How to prevent fruit oxidation during fruit cutting

Fruit cutting can be prevented from oxidation by soaking in acidic solution, sealing and isolating from air, low-temperature refrigeration, reducing cutting area, and cutting and eating immediately. The oxidation of fruits is mainly due to the enzymatic browning reaction caused by the contact between polyphenol oxidase and oxygen. By intervening in the reaction conditions, the discoloration can be effectively delayed.

1. Acidic solution soaking

Soak the cut fruits in lemon juice, white vinegar, or vitamin C solution. An acidic environment can inhibit polyphenol oxidase activity. The citric acid and ascorbic acid in lemon juice have reducing properties and can block oxidative chain reactions. Apple, pear and other easily oxidizable fruits are recommended to be diluted in lemon juice at a ratio of 1:10 and soaked for 1-2 minutes.

2. Seal and isolate from air

Wrap the fruit pulp tightly with cling film or store it in a vacuum preservation box to reduce the contact area with oxygen. The plastic wrap should completely cover the cut area, and vacuum treatment can reduce the oxygen concentration to below 5%. Mango, avocado and other soft fruits are suitable for this method.

3. Low temperature refrigeration

4 ℃ refrigeration can reduce enzyme activity and delay oxidation rate. Tropical fruits such as bananas and peaches need to be sealed in plastic bags and refrigerated to avoid cold damage. The fruit slices after refrigeration should be consumed within 2 hours, as reheating will accelerate the oxidation process.

4. Reduce cutting area

Using large pieces for cutting is less prone to oxidation than slicing, and the oxidation rate of the entire fruit is the slowest when only the core or skin is removed. Watermelon is recommended to be cut into pieces to preserve some of the skin, strawberries to preserve sepals, and pineapples to preserve the crown buds to delay oxidation.

5. Principle of freshly cut and eaten

Processing fruits within 15 minutes before consumption can maximize freshness. Commercial fruit cutting products often contain food grade antioxidants such as D-isoascorbate sodium. For home production, it is recommended to prioritize fresh seasonal fruits.

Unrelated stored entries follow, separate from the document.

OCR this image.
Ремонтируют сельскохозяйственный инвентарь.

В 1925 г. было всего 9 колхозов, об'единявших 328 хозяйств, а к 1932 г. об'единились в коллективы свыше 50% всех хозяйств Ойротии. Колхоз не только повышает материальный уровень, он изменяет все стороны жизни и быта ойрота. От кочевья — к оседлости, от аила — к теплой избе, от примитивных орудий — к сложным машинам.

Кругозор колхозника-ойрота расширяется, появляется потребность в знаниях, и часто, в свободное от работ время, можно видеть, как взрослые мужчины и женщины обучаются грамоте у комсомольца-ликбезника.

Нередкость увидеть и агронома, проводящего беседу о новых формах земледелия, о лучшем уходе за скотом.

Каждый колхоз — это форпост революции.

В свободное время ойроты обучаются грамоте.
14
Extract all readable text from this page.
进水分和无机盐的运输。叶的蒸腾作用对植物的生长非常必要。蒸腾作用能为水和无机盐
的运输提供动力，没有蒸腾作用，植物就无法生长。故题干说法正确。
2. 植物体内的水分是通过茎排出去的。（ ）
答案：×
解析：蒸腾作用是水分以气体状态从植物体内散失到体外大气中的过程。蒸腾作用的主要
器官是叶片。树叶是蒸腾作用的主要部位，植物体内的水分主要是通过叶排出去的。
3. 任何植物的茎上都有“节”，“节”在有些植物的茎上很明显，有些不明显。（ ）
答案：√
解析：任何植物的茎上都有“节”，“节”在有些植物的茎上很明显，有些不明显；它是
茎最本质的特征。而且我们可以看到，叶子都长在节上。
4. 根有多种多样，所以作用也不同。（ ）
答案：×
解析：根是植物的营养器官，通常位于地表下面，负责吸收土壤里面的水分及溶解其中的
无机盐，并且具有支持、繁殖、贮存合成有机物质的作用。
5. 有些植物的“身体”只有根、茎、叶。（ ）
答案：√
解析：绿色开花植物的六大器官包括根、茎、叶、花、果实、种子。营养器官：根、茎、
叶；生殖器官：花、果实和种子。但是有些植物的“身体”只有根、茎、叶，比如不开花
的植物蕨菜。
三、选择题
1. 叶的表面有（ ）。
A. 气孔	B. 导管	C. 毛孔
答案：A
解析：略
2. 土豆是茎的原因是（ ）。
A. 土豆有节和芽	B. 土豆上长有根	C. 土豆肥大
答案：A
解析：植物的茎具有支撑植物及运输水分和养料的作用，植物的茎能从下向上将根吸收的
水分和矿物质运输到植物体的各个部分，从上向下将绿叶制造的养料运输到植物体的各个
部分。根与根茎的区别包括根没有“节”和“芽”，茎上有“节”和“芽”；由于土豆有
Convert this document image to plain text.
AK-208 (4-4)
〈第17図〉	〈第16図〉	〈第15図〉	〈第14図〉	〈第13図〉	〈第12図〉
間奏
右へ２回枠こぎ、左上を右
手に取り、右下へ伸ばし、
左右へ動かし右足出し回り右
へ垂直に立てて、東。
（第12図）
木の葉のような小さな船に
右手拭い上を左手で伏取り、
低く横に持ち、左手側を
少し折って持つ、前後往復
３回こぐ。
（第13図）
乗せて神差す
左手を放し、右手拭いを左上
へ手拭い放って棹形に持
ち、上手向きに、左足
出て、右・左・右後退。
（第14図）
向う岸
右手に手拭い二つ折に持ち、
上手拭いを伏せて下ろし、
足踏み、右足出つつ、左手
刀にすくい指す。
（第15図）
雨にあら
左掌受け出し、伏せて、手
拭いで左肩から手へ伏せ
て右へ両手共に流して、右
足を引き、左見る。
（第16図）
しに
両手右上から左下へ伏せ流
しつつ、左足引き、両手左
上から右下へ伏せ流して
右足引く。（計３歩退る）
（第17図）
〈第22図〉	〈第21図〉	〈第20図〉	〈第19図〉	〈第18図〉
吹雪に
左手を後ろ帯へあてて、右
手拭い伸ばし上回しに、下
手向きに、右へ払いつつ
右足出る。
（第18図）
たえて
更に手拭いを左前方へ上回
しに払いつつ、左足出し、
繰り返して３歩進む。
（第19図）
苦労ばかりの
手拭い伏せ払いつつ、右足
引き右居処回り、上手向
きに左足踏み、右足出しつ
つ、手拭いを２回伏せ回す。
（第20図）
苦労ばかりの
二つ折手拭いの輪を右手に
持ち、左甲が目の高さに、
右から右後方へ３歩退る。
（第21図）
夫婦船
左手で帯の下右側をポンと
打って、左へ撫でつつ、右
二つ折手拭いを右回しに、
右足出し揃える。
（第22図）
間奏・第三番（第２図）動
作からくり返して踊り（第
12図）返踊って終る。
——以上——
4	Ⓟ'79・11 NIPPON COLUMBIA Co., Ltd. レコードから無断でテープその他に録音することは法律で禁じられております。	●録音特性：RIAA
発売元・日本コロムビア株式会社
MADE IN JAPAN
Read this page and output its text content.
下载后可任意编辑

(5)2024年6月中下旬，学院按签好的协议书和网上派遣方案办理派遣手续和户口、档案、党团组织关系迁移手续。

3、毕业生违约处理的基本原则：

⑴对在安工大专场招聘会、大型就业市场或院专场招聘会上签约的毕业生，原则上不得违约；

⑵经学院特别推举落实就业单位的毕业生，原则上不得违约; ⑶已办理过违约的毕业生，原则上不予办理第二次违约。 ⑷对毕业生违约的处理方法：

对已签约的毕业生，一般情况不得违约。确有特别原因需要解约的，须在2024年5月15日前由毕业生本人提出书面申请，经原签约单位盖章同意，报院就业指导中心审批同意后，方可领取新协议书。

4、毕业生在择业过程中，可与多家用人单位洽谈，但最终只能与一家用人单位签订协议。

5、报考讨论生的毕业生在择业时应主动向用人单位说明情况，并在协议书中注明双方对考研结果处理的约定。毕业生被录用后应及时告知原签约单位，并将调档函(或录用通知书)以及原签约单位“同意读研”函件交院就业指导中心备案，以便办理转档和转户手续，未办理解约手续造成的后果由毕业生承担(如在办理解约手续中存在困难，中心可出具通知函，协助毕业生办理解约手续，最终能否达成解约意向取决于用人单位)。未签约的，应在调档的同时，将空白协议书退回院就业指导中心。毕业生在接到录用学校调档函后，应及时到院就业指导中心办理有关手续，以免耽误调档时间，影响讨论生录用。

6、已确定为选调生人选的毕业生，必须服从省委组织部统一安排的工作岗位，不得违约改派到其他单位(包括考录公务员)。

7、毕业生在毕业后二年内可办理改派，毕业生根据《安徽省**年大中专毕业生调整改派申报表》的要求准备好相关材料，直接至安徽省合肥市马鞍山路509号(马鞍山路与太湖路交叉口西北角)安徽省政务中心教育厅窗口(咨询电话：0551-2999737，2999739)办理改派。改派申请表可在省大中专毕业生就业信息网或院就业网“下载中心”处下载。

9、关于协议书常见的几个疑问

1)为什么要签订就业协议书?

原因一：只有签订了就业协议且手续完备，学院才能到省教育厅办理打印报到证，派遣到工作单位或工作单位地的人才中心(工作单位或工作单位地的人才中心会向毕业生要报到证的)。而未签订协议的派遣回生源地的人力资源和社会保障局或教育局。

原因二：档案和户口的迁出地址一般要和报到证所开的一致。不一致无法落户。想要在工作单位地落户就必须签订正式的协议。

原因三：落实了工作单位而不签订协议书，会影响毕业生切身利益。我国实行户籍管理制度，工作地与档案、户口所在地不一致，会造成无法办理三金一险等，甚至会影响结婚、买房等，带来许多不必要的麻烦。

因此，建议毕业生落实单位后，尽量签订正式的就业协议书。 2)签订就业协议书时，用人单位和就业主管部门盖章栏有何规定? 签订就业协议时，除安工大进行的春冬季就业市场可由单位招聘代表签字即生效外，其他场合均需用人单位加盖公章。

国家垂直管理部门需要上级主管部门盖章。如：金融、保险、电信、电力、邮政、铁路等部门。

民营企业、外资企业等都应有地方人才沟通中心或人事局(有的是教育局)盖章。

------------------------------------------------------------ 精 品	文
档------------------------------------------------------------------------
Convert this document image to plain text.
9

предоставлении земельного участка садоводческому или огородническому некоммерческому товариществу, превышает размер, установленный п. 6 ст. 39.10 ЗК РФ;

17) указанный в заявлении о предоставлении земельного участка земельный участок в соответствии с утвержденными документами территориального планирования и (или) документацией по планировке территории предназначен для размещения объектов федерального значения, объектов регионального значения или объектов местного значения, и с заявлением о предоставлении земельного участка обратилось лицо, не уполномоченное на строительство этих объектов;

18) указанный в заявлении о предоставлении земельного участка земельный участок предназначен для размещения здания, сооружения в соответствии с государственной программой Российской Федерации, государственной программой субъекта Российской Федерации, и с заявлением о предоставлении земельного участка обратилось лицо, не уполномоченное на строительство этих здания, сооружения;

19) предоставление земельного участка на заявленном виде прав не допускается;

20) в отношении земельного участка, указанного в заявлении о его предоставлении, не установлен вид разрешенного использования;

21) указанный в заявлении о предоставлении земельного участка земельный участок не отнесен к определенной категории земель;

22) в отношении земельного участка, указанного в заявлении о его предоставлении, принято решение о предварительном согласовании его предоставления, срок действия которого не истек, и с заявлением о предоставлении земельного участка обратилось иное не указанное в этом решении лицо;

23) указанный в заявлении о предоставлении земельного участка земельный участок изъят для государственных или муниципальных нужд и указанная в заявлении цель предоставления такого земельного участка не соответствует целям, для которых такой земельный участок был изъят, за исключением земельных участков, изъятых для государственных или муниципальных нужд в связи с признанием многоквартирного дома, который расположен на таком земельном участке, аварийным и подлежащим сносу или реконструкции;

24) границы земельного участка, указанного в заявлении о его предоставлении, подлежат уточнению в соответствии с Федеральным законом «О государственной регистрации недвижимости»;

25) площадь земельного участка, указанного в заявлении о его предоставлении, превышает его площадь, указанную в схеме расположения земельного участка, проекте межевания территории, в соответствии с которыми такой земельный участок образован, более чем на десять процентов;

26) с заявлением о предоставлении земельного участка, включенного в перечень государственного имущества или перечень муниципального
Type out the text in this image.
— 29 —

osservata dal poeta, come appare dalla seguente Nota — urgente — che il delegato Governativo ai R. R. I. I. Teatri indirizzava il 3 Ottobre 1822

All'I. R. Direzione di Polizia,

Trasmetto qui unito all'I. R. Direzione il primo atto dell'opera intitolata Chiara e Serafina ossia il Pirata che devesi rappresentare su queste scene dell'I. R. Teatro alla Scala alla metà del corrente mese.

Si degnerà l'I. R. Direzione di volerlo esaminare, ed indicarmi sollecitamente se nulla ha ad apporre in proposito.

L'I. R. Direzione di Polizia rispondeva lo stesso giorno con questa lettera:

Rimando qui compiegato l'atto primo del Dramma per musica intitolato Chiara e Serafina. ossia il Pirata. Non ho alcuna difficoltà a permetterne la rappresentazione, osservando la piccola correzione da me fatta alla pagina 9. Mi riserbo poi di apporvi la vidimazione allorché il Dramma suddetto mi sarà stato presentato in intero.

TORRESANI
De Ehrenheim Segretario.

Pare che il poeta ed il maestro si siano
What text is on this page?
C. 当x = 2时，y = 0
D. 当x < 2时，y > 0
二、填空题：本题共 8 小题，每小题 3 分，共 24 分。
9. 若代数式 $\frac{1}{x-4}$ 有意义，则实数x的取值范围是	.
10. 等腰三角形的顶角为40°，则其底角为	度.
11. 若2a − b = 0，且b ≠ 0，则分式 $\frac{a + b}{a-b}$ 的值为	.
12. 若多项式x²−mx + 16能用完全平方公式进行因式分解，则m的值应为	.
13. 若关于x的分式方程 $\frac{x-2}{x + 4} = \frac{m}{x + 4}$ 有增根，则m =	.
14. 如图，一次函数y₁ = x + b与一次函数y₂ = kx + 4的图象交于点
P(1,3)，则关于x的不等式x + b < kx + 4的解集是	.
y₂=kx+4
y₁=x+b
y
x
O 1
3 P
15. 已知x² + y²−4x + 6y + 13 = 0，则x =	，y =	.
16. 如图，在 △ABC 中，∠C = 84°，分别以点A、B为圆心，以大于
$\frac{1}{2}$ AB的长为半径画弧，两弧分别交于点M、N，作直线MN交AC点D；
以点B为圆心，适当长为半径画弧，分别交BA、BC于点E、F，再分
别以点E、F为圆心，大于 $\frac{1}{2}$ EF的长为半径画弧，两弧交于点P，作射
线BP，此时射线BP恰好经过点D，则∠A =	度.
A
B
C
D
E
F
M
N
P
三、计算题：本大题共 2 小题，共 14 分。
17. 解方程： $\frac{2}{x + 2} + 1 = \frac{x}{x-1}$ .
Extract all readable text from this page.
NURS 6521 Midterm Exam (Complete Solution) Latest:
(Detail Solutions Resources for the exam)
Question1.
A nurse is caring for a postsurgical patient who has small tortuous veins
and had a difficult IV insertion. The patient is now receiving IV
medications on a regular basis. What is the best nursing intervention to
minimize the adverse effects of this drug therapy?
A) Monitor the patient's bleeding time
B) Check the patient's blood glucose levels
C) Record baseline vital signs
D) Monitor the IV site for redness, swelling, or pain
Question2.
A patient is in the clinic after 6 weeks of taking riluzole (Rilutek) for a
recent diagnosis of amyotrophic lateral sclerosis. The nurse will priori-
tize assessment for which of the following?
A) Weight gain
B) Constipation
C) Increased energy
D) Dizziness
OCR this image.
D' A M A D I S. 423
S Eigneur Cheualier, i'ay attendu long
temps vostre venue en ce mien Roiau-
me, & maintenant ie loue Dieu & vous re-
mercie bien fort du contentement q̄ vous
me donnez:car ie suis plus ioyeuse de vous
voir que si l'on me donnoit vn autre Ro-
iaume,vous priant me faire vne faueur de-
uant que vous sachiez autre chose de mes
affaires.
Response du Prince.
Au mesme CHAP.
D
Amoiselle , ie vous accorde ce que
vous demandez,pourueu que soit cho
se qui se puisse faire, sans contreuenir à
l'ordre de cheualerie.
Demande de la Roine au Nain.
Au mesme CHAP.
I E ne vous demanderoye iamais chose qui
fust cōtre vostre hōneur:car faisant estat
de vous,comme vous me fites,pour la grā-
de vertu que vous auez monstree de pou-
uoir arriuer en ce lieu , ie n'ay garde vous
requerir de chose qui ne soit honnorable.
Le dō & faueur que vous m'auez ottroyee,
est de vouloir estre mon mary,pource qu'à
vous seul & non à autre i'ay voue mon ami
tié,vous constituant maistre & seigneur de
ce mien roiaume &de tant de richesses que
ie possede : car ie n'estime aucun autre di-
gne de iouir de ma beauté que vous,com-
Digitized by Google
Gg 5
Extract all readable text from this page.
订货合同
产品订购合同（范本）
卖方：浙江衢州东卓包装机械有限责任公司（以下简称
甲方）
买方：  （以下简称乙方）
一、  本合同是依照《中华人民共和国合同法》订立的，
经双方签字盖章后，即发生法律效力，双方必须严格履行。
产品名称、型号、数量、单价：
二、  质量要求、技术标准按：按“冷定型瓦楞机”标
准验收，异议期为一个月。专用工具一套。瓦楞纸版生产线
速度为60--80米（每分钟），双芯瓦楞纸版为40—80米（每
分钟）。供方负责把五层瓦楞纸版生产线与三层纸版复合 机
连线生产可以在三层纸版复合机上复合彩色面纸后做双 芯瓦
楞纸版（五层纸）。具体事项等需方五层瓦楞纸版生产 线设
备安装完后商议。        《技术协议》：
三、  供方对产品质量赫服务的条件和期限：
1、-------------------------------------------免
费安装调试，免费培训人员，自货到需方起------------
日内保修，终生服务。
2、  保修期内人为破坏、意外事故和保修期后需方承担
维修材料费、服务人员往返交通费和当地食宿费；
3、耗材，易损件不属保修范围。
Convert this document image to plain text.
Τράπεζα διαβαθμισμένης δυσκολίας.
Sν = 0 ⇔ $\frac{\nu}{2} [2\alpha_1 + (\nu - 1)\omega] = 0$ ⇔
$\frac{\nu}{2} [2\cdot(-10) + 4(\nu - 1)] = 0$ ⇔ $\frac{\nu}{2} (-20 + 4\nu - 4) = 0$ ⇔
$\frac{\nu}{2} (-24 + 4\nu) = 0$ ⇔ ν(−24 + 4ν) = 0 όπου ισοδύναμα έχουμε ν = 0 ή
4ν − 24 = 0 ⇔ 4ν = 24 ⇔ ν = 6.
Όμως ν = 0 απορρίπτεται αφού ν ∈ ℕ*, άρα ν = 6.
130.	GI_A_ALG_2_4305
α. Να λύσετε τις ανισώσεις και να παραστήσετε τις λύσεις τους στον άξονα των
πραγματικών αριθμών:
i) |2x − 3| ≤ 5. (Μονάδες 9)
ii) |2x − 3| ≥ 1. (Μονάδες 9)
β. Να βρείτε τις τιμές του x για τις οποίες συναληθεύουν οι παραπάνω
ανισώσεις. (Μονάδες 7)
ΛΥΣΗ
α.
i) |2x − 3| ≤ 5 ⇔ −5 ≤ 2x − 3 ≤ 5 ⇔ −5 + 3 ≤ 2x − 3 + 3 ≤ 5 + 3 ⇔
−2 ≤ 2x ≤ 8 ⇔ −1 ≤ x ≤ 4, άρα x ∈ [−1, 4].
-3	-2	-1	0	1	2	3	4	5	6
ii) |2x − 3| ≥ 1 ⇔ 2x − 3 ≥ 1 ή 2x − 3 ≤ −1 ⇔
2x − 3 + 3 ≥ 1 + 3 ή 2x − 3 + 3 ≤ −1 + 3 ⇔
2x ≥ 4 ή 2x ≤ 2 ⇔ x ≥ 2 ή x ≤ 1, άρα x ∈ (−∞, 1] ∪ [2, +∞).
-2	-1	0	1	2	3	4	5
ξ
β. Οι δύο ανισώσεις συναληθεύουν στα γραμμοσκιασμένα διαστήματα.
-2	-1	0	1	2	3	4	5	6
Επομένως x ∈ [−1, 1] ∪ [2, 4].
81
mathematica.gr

It is recommended to use a combination of various anti oxidation measures when processing fruit slices in daily life, such as soaking the sliced apples in light salt water before refrigeration. Avoid using metal knives to cut acidic fruits, as stainless steel material may catalyze oxidation reactions. For fruit slices that need to be taken out, a portable ice pack can be used to maintain a low temperature environment. Special populations such as diabetes patients need to control the amount of acid solution used, and gastrointestinal sensitive people should avoid eating frozen fruit slices on an empty stomach.